Longinos ignoró esas últimas palabras y abrió la caja, mostrándole el contenido a la Gran Madre: un enorme surtido de croquetas empaquetadas de todas las formas y colores. Los adalides empezaron a hablar entre ellos, además de con la Gran Madre. Ella, con un simple gesto de la mano, los silenció. La curiosidad le podía.
El capitán respiró hondo, cogió una de las croquetas, la desempaquetó y extendió su mano para entregársela a la Gran Madre. Esta se acercó aún más a él, imponiendo su enorme figura ante el diminuto hombre. Con dos dedos cogió la pequeña croqueta y la observó detenidamente.
—Es comida. Ahora se introduce en la boca y lo masticas bien. Ya verás que bien te sienta comer algo, que se nota que lo necesitas — Longinos ya no medía las palabras, estaba demasiado nervioso.
La Gran Madre le hizo caso. Introdujo la croqueta en su boca y masticó. Para su tamaño, era una croqueta demasiado pequeña, pero pareció saborearla con detenimiento. Luego, la Gran Madre abrió enormemente los ojos y miró a Longinos.
—Esto tiene vuestro sabor.
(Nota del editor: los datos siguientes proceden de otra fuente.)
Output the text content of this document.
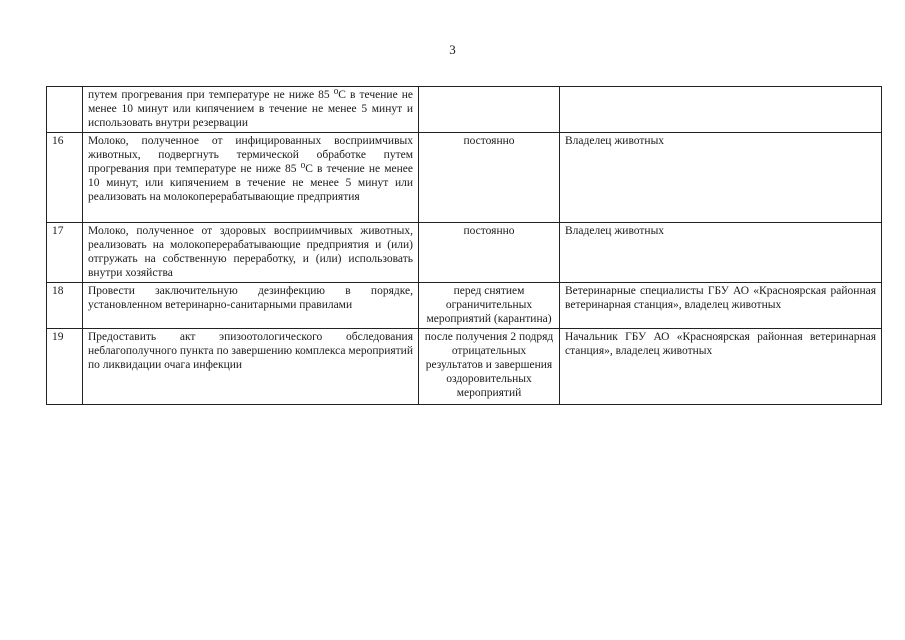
3
	путем прогревания при температуре не ниже 85 ⁰С в течение не менее 10 минут или кипячением в течение не менее 5 минут и использовать внутри резервации		
16	Молоко, полученное от инфицированных восприимчивых животных, подвергнуть термической обработке путем прогревания при температуре не ниже 85 ⁰С в течение не менее 10 минут, или кипячением в течение не менее 5 минут или реализовать на молокоперерабатывающие предприятия	постоянно	Владелец животных
17	Молоко, полученное от здоровых восприимчивых животных, реализовать на молокоперерабатывающие предприятия и (или) отгружать на собственную переработку, и (или) использовать внутри хозяйства	постоянно	Владелец животных
18	Провести заключительную дезинфекцию в порядке, установленном ветеринарно-санитарными правилами	перед снятием ограничительных мероприятий (карантина)	Ветеринарные специалисты ГБУ АО «Красноярская районная ветеринарная станция», владелец животных
19	Предоставить акт эпизоотологического обследования неблагополучного пункта по завершению комплекса мероприятий по ликвидации очага инфекции	после получения 2 подряд отрицательных результатов и завершения оздоровительных мероприятий	Начальник ГБУ АО «Красноярская районная ветеринарная станция», владелец животных
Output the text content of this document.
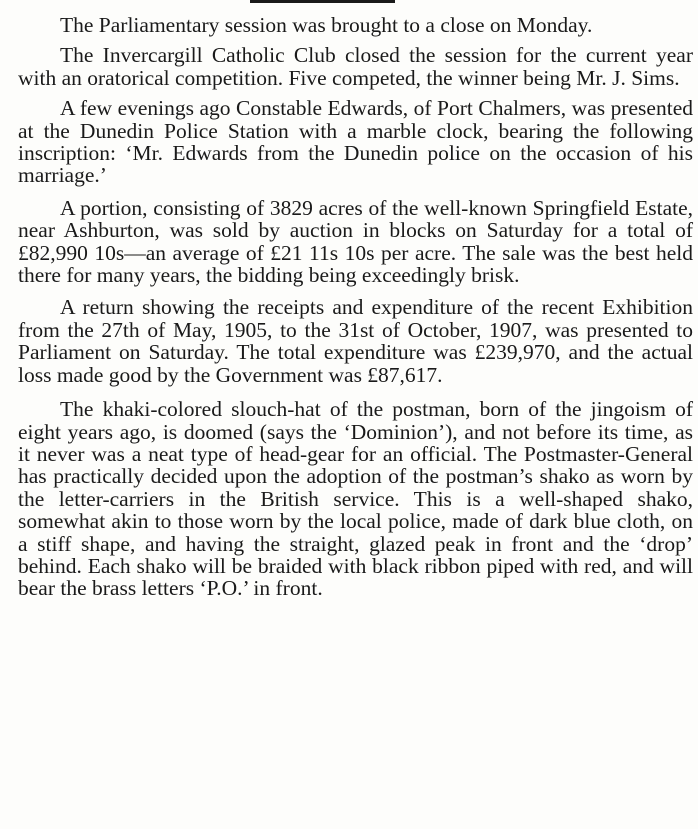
The Parliamentary session was brought to a close on Monday.

The Invercargill Catholic Club closed the session for the current year with an oratorical competition. Five competed, the winner being Mr. J. Sims.

A few evenings ago Constable Edwards, of Port Chalmers, was presented at the Dunedin Police Station with a marble clock, bearing the following inscription: ‘Mr. Edwards from the Dunedin police on the occasion of his marriage.’

A portion, consisting of 3829 acres of the well-known Springfield Estate, near Ashburton, was sold by auction in blocks on Saturday for a total of £82,990 10s—an average of £21 11s 10s per acre. The sale was the best held there for many years, the bidding being exceedingly brisk.

A return showing the receipts and expenditure of the recent Exhibition from the 27th of May, 1905, to the 31st of October, 1907, was presented to Parliament on Saturday. The total expenditure was £239,970, and the actual loss made good by the Government was £87,617.

The khaki-colored slouch-hat of the postman, born of the jingoism of eight years ago, is doomed (says the ‘Dominion’), and not before its time, as it never was a neat type of head-gear for an official. The Postmaster-General has practically decided upon the adoption of the postman’s shako as worn by the letter-carriers in the British service. This is a well-shaped shako, somewhat akin to those worn by the local police, made of dark blue cloth, on a stiff shape, and having the straight, glazed peak in front and the ‘drop’ behind. Each shako will be braided with black ribbon piped with red, and will bear the brass letters ‘P.O.’ in front.
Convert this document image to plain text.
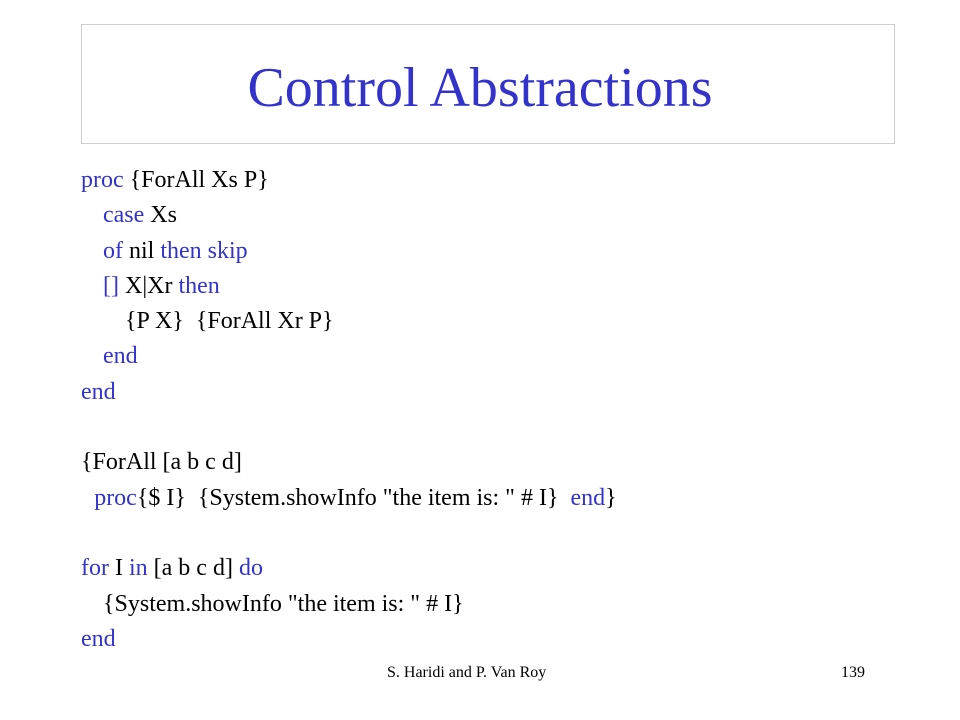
Control Abstractions
proc {ForAll Xs P}
case Xs
of nil then skip
[] X|Xr then
{P X}  {ForAll Xr P}
end
end
{ForAll [a b c d]
proc{$ I}  {System.showInfo "the item is: " # I}  end}
for I in [a b c d] do
{System.showInfo "the item is: " # I}
end
S. Haridi and P. Van Roy	139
Esto está hecho de vuestra carne.
—Lo llamamos croquetas de la abuela. De nuestras abuelas. En la Tierra éramos demasiados y debíamos aprovechar cada gramo de proteína que se podía conseguir. No nos culpes, es por pura necesidad y supervivencia.
El rostro de la Gran Madre cambió por completo. Longinos sintió que su estrategia no había salido demasiado bien, aunque ganó algo de tiempo.
—¡Hijos comiéndose a sus madres! ¡Esto es una aberración! —la voz de la Gran Madre tronó con fuerza.
—¡Tú te nos comes! ¡A nosotros! ¡A tus hijos! — le enfrentó a gritos el capitán.
—Me equivoqué creándoos. Debo eliminaros a todos —dijo más para sí misma que para Longinos — ¡Matadlos!